Rhonda Y. Williams was named to the Coleman A. Young Endowed Chair in the department of African American studies at Wayne State University in Detroit, effective for the 2023-24 academic year. In this role, she plans to focus on humanistic research and on developing working relationships with Detroit’s formidable activist community to help further social justice causes. She was the inaugural holder of the John L. Seigenthaler Chair in American History at Vanderbilt University in Nashville. Earlier, she taught at Case Western Reserve University in Ohio, where she established and directed the Postdoctoral Fellowship in African American Studies, and founded and directed the university-wide Social Justice Institute. Her latest book is Concrete Demands: The Search for Black Power in the 20th Century (Routledge, 2014).

Dr. Williams is a graduate of the University of Maryland, College Park. She earned a Ph.D. in history from the University of Pennsylvania.

Amy Laurel Fluker was reappointed to the Robert W. Reeder I Memorial Endowed Professor of History at Youngstown State University in Ohio. Dr. Fluker’s research focuses on the intersection between regional identity and Civil War commemoration in the American West. She joined the faculty at Youngstown State in 2018.

Dr. Fluker holds a bachelor’s degree in American history from Westminster College in Missouri and a master’s degree and a Ph.D. in American history from the University of Mississippi.

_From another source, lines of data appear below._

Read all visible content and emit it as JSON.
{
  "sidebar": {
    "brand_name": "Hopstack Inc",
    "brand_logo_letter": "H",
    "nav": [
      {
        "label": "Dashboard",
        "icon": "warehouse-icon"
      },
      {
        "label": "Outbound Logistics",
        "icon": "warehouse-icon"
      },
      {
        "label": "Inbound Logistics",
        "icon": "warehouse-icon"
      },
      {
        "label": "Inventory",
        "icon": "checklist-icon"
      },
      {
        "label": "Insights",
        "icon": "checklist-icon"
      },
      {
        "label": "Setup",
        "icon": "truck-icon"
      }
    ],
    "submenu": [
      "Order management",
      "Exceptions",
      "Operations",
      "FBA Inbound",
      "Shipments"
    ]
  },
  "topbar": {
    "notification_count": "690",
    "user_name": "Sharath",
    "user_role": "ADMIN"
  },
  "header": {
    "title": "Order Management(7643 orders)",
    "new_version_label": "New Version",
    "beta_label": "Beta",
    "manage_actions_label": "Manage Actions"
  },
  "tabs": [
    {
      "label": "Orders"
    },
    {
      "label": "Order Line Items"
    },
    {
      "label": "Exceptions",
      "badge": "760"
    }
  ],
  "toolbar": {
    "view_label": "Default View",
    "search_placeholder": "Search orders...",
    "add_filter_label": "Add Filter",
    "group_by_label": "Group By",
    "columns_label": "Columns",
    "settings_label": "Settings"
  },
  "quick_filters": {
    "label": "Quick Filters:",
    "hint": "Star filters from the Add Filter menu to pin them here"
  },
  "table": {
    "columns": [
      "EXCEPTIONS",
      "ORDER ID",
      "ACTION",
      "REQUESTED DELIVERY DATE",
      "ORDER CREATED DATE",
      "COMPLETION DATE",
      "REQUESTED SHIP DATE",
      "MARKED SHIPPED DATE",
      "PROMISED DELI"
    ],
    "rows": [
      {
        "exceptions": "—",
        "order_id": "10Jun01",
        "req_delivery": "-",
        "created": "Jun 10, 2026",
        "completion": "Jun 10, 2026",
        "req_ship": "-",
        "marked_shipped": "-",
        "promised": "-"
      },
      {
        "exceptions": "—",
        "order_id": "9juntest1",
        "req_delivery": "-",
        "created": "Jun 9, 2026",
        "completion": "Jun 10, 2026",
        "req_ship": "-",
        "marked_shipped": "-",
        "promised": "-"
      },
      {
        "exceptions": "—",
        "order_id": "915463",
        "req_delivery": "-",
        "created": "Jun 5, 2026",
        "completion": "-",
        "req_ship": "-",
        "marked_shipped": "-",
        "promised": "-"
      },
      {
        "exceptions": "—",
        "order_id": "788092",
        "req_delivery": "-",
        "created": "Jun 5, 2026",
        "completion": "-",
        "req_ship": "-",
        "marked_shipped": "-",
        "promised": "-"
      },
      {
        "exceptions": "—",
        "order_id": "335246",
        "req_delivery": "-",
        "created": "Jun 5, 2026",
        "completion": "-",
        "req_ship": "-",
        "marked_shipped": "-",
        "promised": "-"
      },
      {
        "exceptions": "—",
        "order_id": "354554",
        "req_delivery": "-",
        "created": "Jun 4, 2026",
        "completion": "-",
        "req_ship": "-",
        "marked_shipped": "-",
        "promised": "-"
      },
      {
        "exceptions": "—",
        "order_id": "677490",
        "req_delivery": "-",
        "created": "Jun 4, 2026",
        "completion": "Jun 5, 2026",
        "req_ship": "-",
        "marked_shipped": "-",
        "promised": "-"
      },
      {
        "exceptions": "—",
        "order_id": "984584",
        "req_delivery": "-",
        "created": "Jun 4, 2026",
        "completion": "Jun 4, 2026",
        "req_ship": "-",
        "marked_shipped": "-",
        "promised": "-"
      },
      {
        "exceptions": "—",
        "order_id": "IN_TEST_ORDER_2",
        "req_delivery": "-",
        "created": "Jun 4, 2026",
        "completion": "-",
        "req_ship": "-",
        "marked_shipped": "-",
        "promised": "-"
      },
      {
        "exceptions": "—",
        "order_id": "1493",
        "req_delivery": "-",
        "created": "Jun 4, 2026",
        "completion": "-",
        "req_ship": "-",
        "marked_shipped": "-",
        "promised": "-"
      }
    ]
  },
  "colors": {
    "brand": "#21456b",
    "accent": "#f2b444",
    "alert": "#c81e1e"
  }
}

Stacey Abrams was named the inaugural Ronald W. Walters Endowed Chair for Race and Black Politics at Howard University in Washington, D.C. Abrams served for 10 years in the Georgia House of Representatives, where she was the first woman and first African American to serve as minority leader. Abrams ran for governor of Georgia in 2018 and 2022.

Abrams earned a bachelor’s degree in interdisciplinary studies at Spelman College in Atlanta. She holds a master’s degree from the Lyndon B. Johnson School of Public Affairs at the University of Texas at Austin and earned a juris doctorate at Yale Law School.